On Thu, Jul 09, 2020 at 08:32:41AM +0100, Daniel Stone wrote:
Hi,
On Wed, 8 Jul 2020 at 16:13, Daniel Vetter daniel.vetter@ffwll.ch wrote:
On Wed, Jul 8, 2020 at 4:57 PM Christian König christian.koenig@amd.com wrote:
Could we merge this controlled by a separate config option?
This way we could have the checks upstream without having to fix all the stuff before we do this?
Since it's fully opt-in annotations nothing blows up if we don't merge any annotations. So we could start merging the first 3 patches. After that the fun starts ...
My rough idea was that first I'd try to tackle display, thus far there's 2 actual issues in drivers:
- amdgpu has some dma_resv_lock in commit_tail, plus a kmalloc.

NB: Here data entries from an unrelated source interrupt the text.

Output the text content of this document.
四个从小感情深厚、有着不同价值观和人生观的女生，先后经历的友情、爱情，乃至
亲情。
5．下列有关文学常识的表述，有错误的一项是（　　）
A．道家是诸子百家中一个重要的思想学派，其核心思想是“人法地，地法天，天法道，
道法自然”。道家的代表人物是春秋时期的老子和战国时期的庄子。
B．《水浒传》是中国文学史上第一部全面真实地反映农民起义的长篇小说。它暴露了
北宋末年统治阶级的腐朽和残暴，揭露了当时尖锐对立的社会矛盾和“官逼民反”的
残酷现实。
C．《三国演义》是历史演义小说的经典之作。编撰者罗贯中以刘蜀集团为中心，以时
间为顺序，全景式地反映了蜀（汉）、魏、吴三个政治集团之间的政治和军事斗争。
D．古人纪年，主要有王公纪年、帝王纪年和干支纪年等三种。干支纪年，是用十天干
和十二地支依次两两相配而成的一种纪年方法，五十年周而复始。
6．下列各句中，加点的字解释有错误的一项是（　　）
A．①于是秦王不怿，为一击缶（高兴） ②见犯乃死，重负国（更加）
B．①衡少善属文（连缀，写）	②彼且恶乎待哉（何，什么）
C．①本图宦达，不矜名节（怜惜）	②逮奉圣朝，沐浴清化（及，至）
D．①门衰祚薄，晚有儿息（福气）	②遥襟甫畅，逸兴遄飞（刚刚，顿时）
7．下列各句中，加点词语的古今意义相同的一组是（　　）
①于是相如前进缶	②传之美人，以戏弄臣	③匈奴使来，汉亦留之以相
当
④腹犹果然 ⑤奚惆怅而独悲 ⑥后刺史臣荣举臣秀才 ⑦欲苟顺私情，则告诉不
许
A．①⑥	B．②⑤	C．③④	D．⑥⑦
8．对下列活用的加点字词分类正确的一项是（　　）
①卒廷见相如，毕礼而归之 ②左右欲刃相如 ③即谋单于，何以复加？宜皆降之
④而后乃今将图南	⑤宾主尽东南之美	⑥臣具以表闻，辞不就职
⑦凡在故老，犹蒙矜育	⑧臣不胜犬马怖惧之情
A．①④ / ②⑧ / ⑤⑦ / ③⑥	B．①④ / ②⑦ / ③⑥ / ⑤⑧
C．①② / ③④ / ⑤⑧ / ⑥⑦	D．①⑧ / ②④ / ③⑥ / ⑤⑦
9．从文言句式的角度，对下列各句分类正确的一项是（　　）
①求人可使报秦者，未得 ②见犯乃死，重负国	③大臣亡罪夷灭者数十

I
think those should be fairly easy to fix (I'd try a stab at them even)
- vmwgfx has a full on locking inversion with dma_resv_lock in
commit_tail, and that one is functional. Not just reading something which we can safely assume to be invariant anyway (like the tmz flag for amdgpu, or whatever it was).
I've done a pile more annotations patches for other atomic drivers now, so hopefully that flushes out any remaining offenders here. Since some of the annotations are in helper code worst case we might need a dev->mode_config.broken_atomic_commit flag to disable them. At least for now I have 0 plans to merge any of these while there's known unsolved issues. Maybe if some drivers take forever to get fixed we can then apply some duct-tape for the atomic helper annotation patch. Instead of a flag we can also copypasta the atomic_commit_tail hook, leaving the annotations out and adding a huge warning about that.
How about an opt-in drm_driver DRIVER_DEADLOCK_HAPPY flag? At first this could just disable the annotations and nothing else, but as we see the annotations gaining real-world testing and maturity, we could eventually make it taint the kernel.
You can do that pretty much per-driver, since the annotations are pretty much per-driver. No annotations in your code, no lockdep splat. Only if there's some dma_fence_begin/end_signalling() calls is there even the chance of a problem.
E.g. this round has the i915 patch dropped and *traraaaa* intel-gfx-ci is happy (or well at least a lot happier, there's some noise in there that's probably not from my stuff).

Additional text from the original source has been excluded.